Lieutenant Governor Kathy Hochul gave her views on the Amazon HQ2 deal folding last week — but she’s not buying some of the theories fielded by other public figures to explain the e-commerce giant’s withdrawal from its Long Island City deal.
Hochul, who saw first-hand the economic decline of the Rust Belt as a longtime politician representing Buffalo, told QNS her side of the story on Feb. 21 about officials attempting to bring a record number of jobs while competing against other states for a deal that could have pumped $27 billion into the economy over the next decade.
More than that, Hochul claims New York missed the opportunity to surpass Silicon Valley as a leader in tech jobs.
“It was painful to witness the implosion of what could have been the most significant economic development project in the history of the state of New York,” Hochul said. “It is a loss that will be difficult to recover from. The loss of revenue to the state, the loss to the suppliers, loss to the local businesses that would benefit from an infusion of workers walking into little bakeries and delicatessens. And even Queensbridge; there were a lot of people that were anxiously awaiting what opportunities Amazon could bring to them and giving them the opportunity to get real job training in skills that are highly marketable.”

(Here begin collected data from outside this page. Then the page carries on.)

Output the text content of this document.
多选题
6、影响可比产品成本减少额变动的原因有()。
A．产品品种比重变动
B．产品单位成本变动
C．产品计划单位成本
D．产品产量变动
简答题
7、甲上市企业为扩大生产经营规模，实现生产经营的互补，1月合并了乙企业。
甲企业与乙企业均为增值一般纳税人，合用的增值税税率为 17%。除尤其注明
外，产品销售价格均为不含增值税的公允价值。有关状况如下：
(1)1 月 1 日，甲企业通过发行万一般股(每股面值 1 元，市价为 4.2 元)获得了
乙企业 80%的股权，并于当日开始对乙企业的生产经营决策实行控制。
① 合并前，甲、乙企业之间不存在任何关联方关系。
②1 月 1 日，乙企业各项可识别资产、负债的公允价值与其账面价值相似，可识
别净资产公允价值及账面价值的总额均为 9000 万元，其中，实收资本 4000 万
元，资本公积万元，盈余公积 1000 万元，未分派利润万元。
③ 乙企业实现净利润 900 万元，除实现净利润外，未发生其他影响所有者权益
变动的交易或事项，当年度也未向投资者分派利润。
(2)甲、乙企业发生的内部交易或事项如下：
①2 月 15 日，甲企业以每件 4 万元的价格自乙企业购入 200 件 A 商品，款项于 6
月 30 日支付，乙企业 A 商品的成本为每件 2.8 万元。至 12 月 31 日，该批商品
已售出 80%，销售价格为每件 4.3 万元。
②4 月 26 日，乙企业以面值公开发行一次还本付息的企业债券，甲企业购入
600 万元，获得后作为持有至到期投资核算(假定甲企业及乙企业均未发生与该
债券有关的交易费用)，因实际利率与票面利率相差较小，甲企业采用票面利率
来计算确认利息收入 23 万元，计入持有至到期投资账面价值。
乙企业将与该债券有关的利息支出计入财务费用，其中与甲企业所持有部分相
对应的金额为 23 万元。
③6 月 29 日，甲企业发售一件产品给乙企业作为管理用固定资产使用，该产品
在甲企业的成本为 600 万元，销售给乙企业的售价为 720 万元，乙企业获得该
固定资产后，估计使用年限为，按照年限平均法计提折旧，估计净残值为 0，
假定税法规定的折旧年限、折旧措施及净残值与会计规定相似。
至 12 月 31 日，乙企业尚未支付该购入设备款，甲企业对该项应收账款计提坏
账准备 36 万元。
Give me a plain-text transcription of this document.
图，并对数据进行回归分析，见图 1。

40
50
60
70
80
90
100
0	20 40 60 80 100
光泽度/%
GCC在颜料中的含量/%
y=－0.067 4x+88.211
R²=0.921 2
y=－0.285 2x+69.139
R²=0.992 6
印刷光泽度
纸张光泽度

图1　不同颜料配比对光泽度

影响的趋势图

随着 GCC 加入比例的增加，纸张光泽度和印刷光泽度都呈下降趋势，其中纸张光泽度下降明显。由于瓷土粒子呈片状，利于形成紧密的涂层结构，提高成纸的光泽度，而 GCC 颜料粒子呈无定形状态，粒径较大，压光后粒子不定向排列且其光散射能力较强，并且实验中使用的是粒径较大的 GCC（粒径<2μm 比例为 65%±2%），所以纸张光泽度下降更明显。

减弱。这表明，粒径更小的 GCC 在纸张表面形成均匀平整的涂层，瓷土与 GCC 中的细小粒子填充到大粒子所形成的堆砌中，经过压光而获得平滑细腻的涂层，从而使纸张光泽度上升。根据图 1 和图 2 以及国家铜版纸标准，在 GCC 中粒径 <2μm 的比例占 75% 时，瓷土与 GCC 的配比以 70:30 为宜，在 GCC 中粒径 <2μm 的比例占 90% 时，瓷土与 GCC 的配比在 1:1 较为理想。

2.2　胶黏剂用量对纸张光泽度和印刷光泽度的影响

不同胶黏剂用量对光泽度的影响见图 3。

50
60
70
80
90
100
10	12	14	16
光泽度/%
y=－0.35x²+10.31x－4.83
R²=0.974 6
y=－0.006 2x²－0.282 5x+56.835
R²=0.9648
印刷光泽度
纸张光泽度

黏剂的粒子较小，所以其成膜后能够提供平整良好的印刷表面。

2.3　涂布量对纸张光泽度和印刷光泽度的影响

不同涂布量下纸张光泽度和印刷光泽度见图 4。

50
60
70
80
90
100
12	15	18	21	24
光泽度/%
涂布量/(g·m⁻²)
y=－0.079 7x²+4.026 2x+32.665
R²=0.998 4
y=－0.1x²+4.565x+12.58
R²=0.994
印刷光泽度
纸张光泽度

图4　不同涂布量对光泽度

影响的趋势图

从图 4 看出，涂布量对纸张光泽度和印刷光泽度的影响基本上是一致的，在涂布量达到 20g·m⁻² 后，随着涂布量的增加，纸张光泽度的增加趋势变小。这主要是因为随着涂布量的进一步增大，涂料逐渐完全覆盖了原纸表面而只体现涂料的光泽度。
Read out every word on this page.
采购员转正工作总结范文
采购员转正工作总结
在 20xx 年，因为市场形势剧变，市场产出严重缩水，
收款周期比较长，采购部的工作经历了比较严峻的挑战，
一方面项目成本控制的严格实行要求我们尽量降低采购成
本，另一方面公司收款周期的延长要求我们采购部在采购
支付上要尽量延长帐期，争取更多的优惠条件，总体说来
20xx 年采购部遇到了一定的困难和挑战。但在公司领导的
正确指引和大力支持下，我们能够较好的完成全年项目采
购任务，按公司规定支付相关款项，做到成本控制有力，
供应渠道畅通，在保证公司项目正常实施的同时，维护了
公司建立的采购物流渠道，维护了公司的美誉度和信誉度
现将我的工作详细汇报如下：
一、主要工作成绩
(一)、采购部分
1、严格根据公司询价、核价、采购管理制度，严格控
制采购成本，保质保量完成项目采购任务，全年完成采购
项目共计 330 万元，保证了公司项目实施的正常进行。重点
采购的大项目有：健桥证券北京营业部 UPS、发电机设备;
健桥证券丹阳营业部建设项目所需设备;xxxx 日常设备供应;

After city Economic Development Corporation President James Patchett said at a business event earlier in the week that Amazon was finally turned away by the state of public transportation and lack of affordable housing, Hochul expressed skepticism.
“They seemed very happy to come here on Nov. 13,” Hochul explained. “I certainly think transportation and affordability went into [Amazon’s survey of the area]. There’s no surprise when you come to New York City that those are issues. So I don’t agree necessary, but I do think they knew that they were coming to a place of great potential, high human talent – great human capital, world-class education institutions … We are the epicenter of the world in many respects.”
Though she isn’t pointing any fingers, Hochul is convinced it was the political opposition to Amazon settling into Long Island City’s Anable Basin that drove the online retailer to back out of the deal, which the city and state had sweetened with up to $3 billion in tax incentives, promised on the condition that they brought 25,000 to 40,000 jobs.
About a week before Amazon broke it off with New York – on Valentine’s Day, no less – state Senator Michael Gianaris was nominated on Feb. 5 by senate Majority Leader Andrea Stewart-Cousins to serve on the Public Authorities Control Board, possibly handing one of the most outspoken opponents to Amazon HQ2 the power to veto the entire plan.
“It was an opportunity for us to diversify, out of just real estate, finance, fashion and marketing, this took us into a space that we’ve been starting to get a foothold in in technology. We’ve surpassed Boston, now we’re number two in the nation in terms of tech jobs after Silicon Valley,” Hochul continued. “Nothing else would have given us the opportunity to scale it up so quickly.”
Hochul, without mentioning specific names, found much of the information circulating from other elected officials — such as Congresswoman Alexandria Ocasio-Cortez, who represents a district neighboring Long Island City — misleading about what New York was really offering. The $3 billion in tax incentives was not money the state was “writing a check” to Amazon for, it was money they were not going to collect later after jobs had been created.
“When you look at the colossal misunderstanding people had of this – there was not a pot of $3 billion that was being handed to Amazon that can now be used for schools and healthcare and social services. That does not exist,” Hochul said. “We were simply going to take of the $30 billion that Amazon was going to bring to our government in taxes and resources, subtract $3 billion of it. Now we have zero … I think that was lost in translation by some people who didn’t care to be honest about what we’re really talking about here.”
The state itself only offered $1.7 billion to Amazon through Excelsior tax credits, Hochul explained, claiming that what the tech giant was offered fairly routine for any business bring employment to New York.
“We do this all over the state of New York, but we just never had an opportunity with this many jobs and that’s why the numbers seemed high,” Hochul said. “We’re competing with every other state in this nation and we’ve been successful with this model.”
New York’s total of $3 billion offered to Amazon was just a small slice compared to Maryland, which offered them $8.5 billion in incentives, or New Jersey which offered $7 billion. Tennessee even made an offer, but is reportedly withholding the details of their proposal for the next five years.
“I don’t want there to be a perception that because of this one incident that we still don’t embrace the opportunity to be a global tech leader,” Hochul said. “We want to dispel the notion that this is the fate that will befall all businesses.”